Hace siete años, en los meses previos a la elección del 2012, le pregunté a Andrés Manuel López Obrador cómo debía yo explicarle a mi hijo, en un lejano futuro, quién fue López Obrador. “Dígale que he sido un luchador social”, me respondió. ¿A qué se refería? Evidentemente, a su lugar en la historia mexicana. Pero había algo más sutil y menos grandilocuente: la congruencia en la conducta pública. Ha sido su gran virtud. No muchos políticos mexicanos pueden presumir de haber transitado por la política del país sin cometer actos personales de corrupción. López Obrador lleva décadas en la vida pública y nunca ha caído en la tentación de enriquecerse, de vivir con opulencia o regalarse lujos que no le corresponden. No es poca cosa.
Esa coherencia le ha rendido frutos. Su promesa de cambio en los estándares morales de conducta de la clase política fue, sin duda, su mayor activo durante la campaña. En eso consiste su compromiso de renovación. Durante años, López Obrador prometió que, de llegar al poder, transformaría los vicios de los políticos mexicanos a partir del ejemplo de austeridad y congruencia. “No solo es el derroche, la ostentación. Es también el mal ejemplo”, decía hace un par de años, en un anuncio de treinta segundos criticando la compra del avión presidencial. López Obrador es quizá el único político mexicano capaz de construir una campaña alrededor de esa indignación porque tiene la legitimidad que solo confiere la congruencia moral.
Por eso sorprende su reacción ante el escándalo por la boda de su brazo derecho en comunicación, César Yáñez. Sorprende, primero, porque Yáñez no es cualquier colaborador suyo. Es difícil pensar en un colaborador más próximo y más leal a su proyecto histórico. Ha sido, hasta ahora, un hombre conocido por su seriedad y discreción.

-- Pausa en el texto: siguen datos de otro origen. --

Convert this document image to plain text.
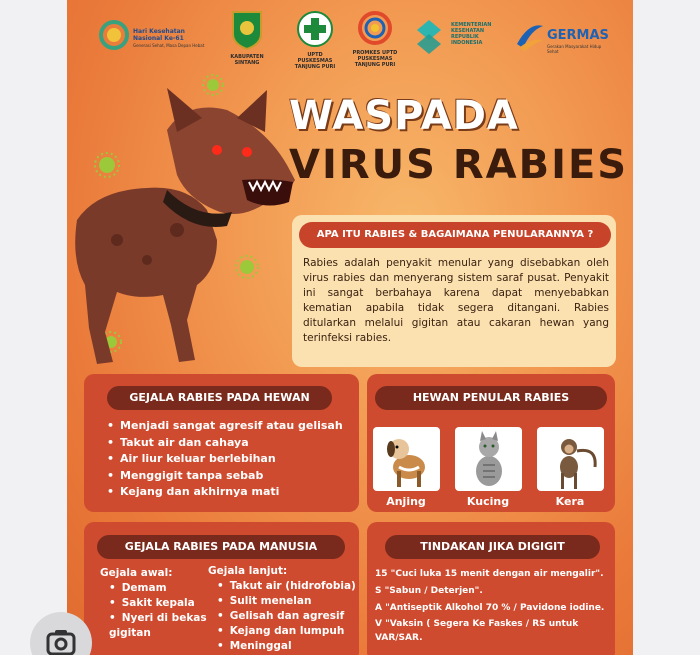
Hari Kesehatan Nasional Ke-61
Generasi Sehat, Masa Depan Hebat
KABUPATEN SINTANG
UPTD PUSKESMAS TANJUNG PURI
PROMKES UPTD PUSKESMAS TANJUNG PURI
KEMENTERIAN KESEHATAN REPUBLIK INDONESIA	GERMAS
Gerakan Masyarakat Hidup Sehat
WASPADA
VIRUS RABIES
APA ITU RABIES & BAGAIMANA PENULARANNYA ?
Rabies adalah penyakit menular yang disebabkan oleh virus rabies dan menyerang sistem saraf pusat. Penyakit ini sangat berbahaya karena dapat menyebabkan kematian apabila tidak segera ditangani. Rabies ditularkan melalui gigitan atau cakaran hewan yang terinfeksi rabies.
GEJALA RABIES PADA HEWAN
• Menjadi sangat agresif atau gelisah
• Takut air dan cahaya
• Air liur keluar berlebihan
• Menggigit tanpa sebab
• Kejang dan akhirnya mati
HEWAN PENULAR RABIES
Anjing	Kucing	Kera
GEJALA RABIES PADA MANUSIA
Gejala awal:
• Demam
• Sakit kepala
• Nyeri di bekas gigitan
Gejala lanjut:
• Takut air (hidrofobia)
• Sulit menelan
• Gelisah dan agresif
• Kejang dan lumpuh
• Meninggal
TINDAKAN JIKA DIGIGIT
15 "Cuci luka 15 menit dengan air mengalir".
S "Sabun / Deterjen".
A "Antiseptik Alkohol 70 % / Pavidone iodine.
V "Vaksin ( Segera Ke Faskes / RS untuk VAR/SAR.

Por eso también sorprende que López Obrador haya pretendido minimizar el escándalo practicando un conveniente deslinde: “No me casé yo”, dijo a pregunta de una periodista. Es una salida indigna de la mejor versión de López Obrador porque es una respuesta incongruente. César Yáñez es parte del círculo más cercano del equipo que, como el propio AMLO ha explicado ad nauseam, comparte sus ideales y deberá poner la muestra de la nueva pauta de conducta de la clase política. Se trata, en palabras del presidente electo, de un “movimiento de regeneración”, y en un movimiento no hay espacio para excepciones: o todos predican con el ejemplo o el movimiento no es tal.
En su reacción al escándalo, López Obrador también cedió a unos de sus vicios más antiguos y preocupantes: culpar a los adversarios y a los críticos de los tropiezos propios. “Desde luego que están cuestionando nuestros adversarios porque andan buscando cualquier posible error para hacernos la crítica”, dijo. “Se me hace que tienen derecho a hacerlo, nada más que nosotros no vamos a cambiar. Vamos a seguir actuando con integridad, con principios, con honradez y con austeridad republicana”.

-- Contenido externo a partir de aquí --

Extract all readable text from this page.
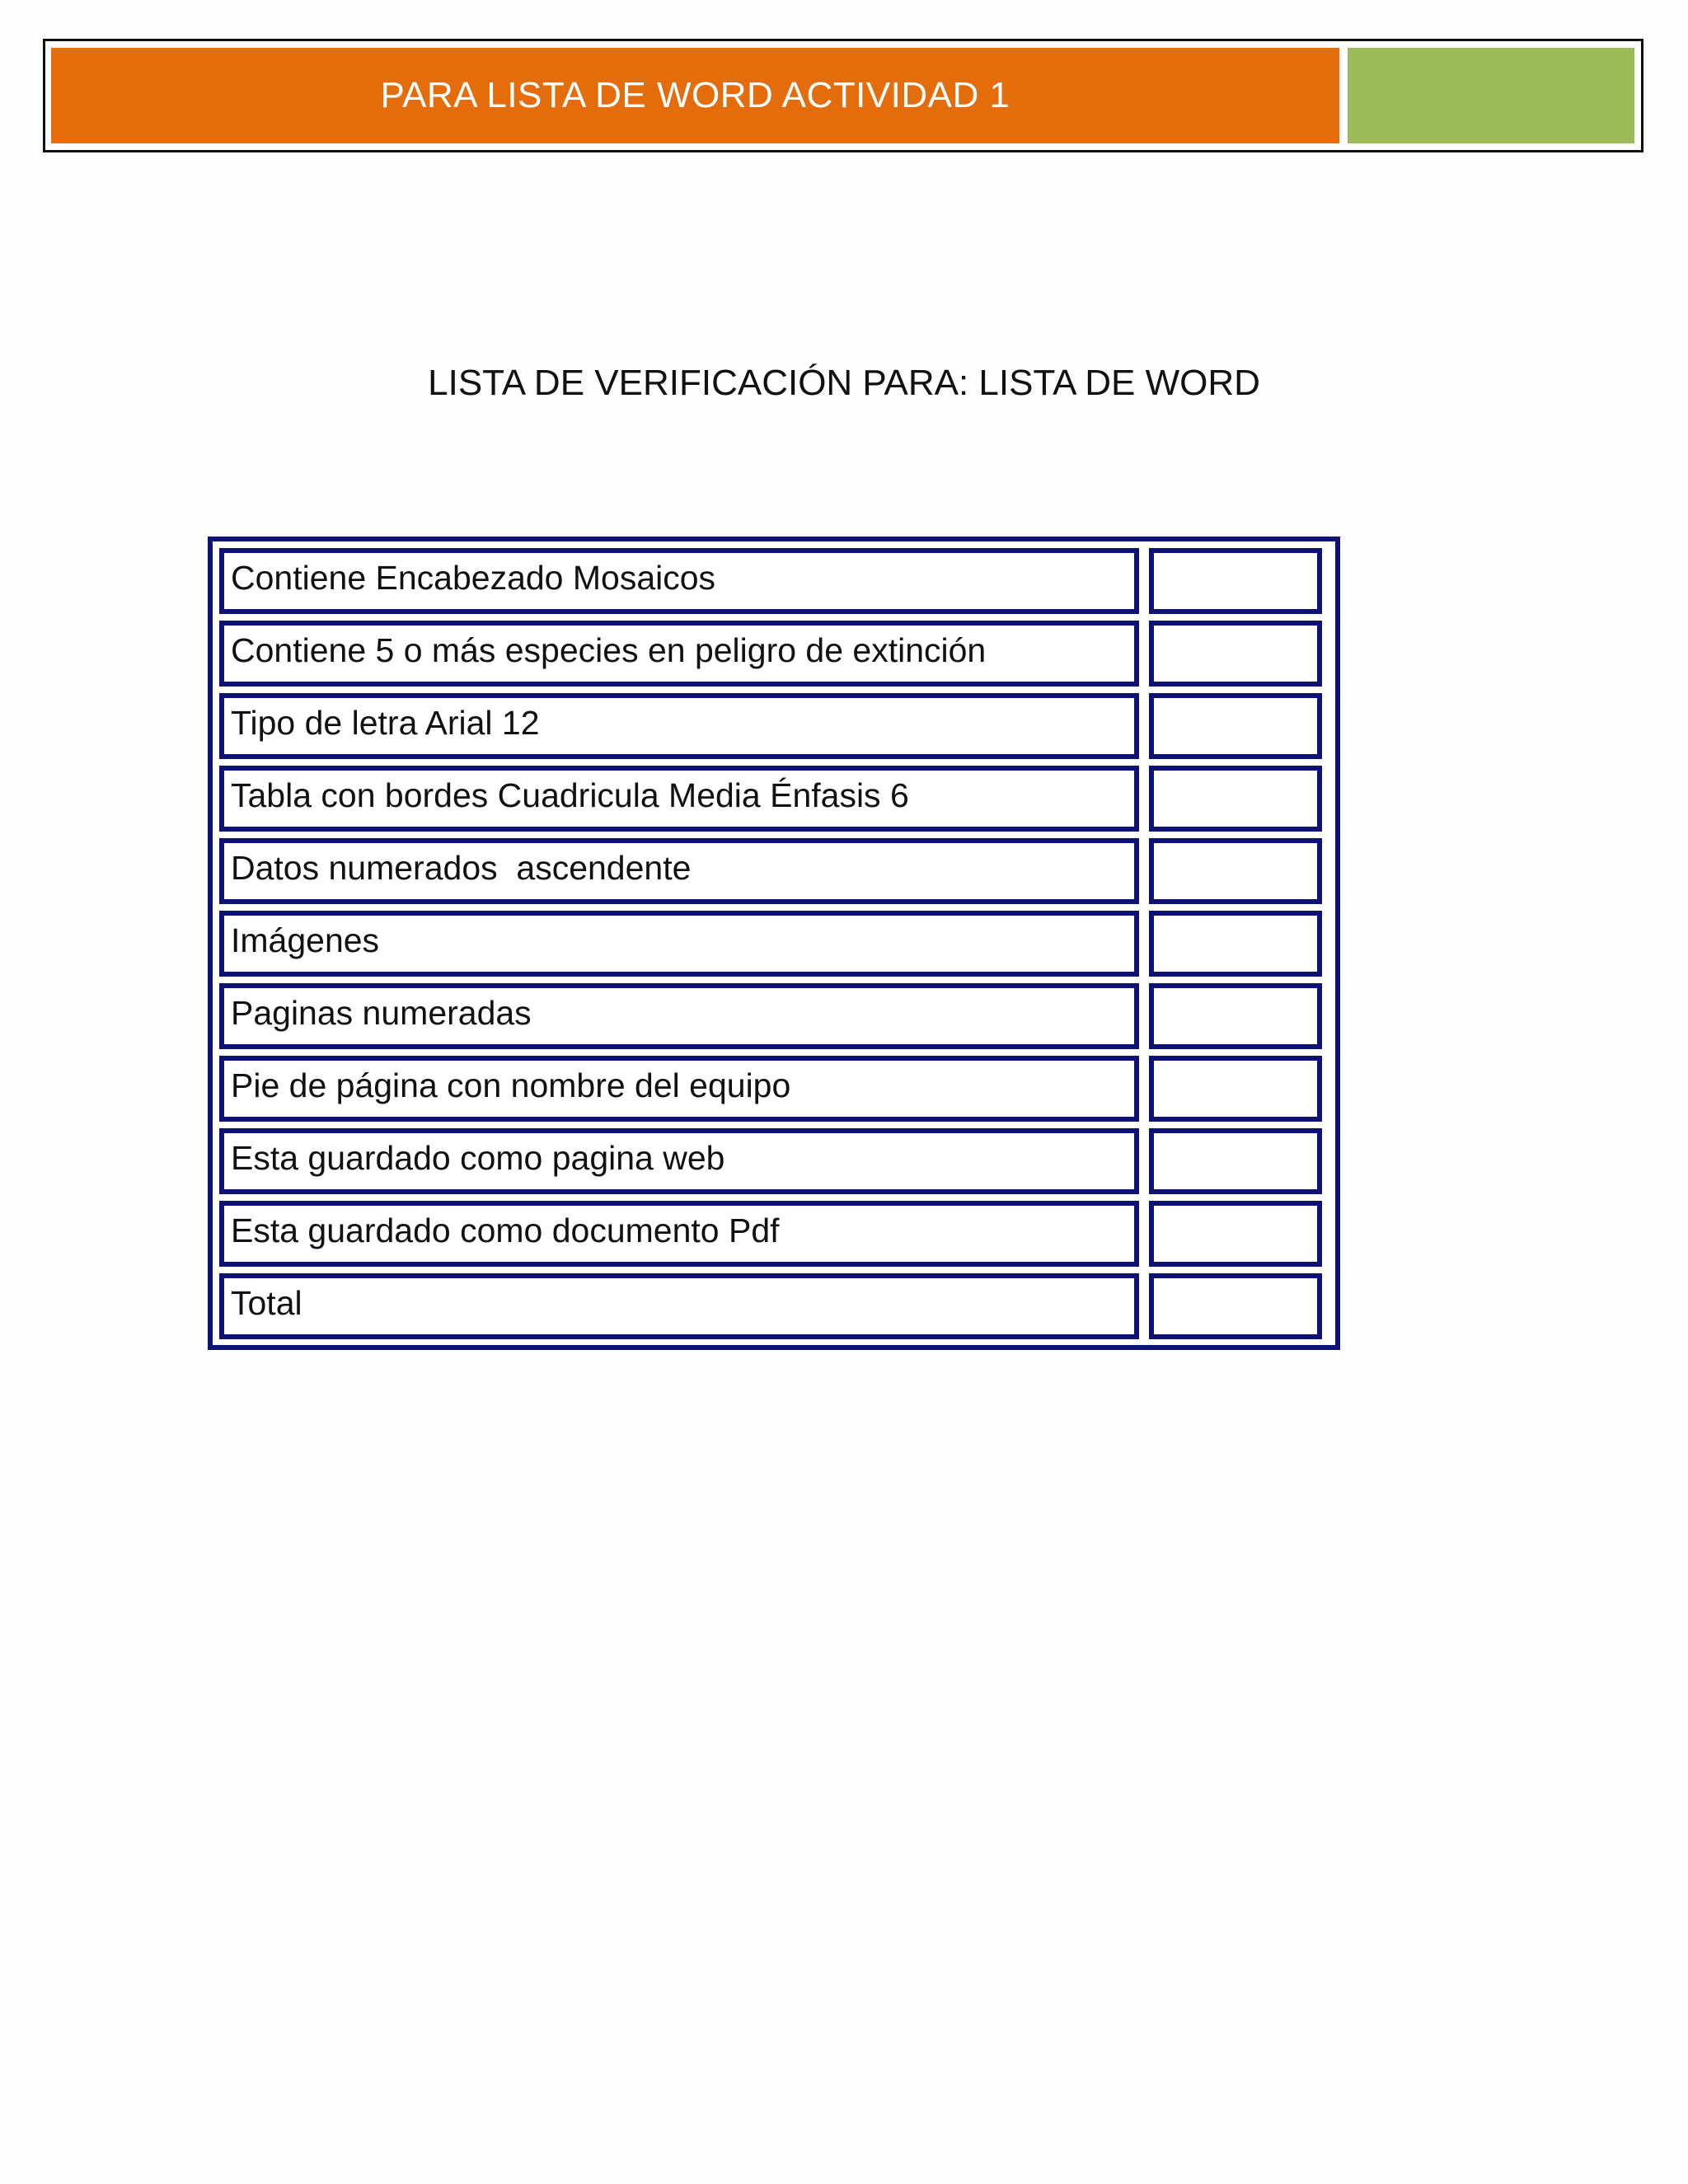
PARA LISTA DE WORD ACTIVIDAD 1
LISTA DE VERIFICACIÓN PARA: LISTA DE WORD
Contiene Encabezado Mosaicos
Contiene 5 o más especies en peligro de extinción
Tipo de letra Arial 12
Tabla con bordes Cuadricula Media Énfasis 6
Datos numerados  ascendente
Imágenes
Paginas numeradas
Pie de página con nombre del equipo
Esta guardado como pagina web
Esta guardado como documento Pdf
Total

Es, de nuevo, una respuesta tramposa. Si alguna lección ha dejado López Obrador es que, cuando se trata de dar un ejemplo de honradez, los hechos valen más que las palabras, en lo público y en lo privado. El contraste no puede ser solo en el discurso. Hechos como el escándalo de la boda en Puebla le cobrarán una factura particularmente onerosa porque contradicen la vara que el propio López Obrador ha propuesto para medir su conducta pública y la de su equipo. No son sus críticos ni sus adversarios políticos los que buscan errores. Es él quien siempre ha propuesto diferenciarse de quienes se han paseado por décadas en bodas ostentosas o aparecieron, siendo servidores públicos, en las portadas de sociales. Y ahora es él, y sus colaboradores más cercanos, quienes aparecen en ellas.

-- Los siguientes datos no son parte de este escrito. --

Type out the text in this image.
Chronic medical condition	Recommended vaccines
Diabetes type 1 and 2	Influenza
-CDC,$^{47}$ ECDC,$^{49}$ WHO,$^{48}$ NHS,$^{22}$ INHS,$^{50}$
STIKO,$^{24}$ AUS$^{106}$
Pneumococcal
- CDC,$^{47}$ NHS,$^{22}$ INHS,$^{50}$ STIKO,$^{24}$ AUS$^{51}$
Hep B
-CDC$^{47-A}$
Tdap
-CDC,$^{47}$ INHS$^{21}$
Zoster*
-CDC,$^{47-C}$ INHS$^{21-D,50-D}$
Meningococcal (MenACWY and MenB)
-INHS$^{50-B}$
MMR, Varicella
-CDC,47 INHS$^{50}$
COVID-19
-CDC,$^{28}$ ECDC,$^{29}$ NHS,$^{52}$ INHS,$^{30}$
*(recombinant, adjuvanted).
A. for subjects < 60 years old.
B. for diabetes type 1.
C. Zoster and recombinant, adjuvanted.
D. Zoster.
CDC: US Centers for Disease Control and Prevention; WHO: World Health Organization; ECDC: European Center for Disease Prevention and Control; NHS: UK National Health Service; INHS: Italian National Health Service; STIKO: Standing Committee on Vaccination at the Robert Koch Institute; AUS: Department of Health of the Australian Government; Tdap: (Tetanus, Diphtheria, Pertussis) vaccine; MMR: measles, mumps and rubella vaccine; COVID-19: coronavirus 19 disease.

López Obrador le ha exigido por años al electorado mexicano que lo juzgue por el ejemplo de sus obras y que, desde ahí, le confiera un ambicioso mandato de renovación moral de la clase política. Esa petición de voto de confianza en la honradez y austeridad se extiende a todo su equipo. El López Obrador que se asumía como un luchador social, asqueado por los excesos de la clase política mexicana, habría reprobado el lavado de manos del López Obrador que está a las puertas de la Presidencia. A menos, claro, de que esa admirable congruencia haya sido solo una estrategia de campaña. El poder, después de todo, cambia a los hombres. Ya lo veremos.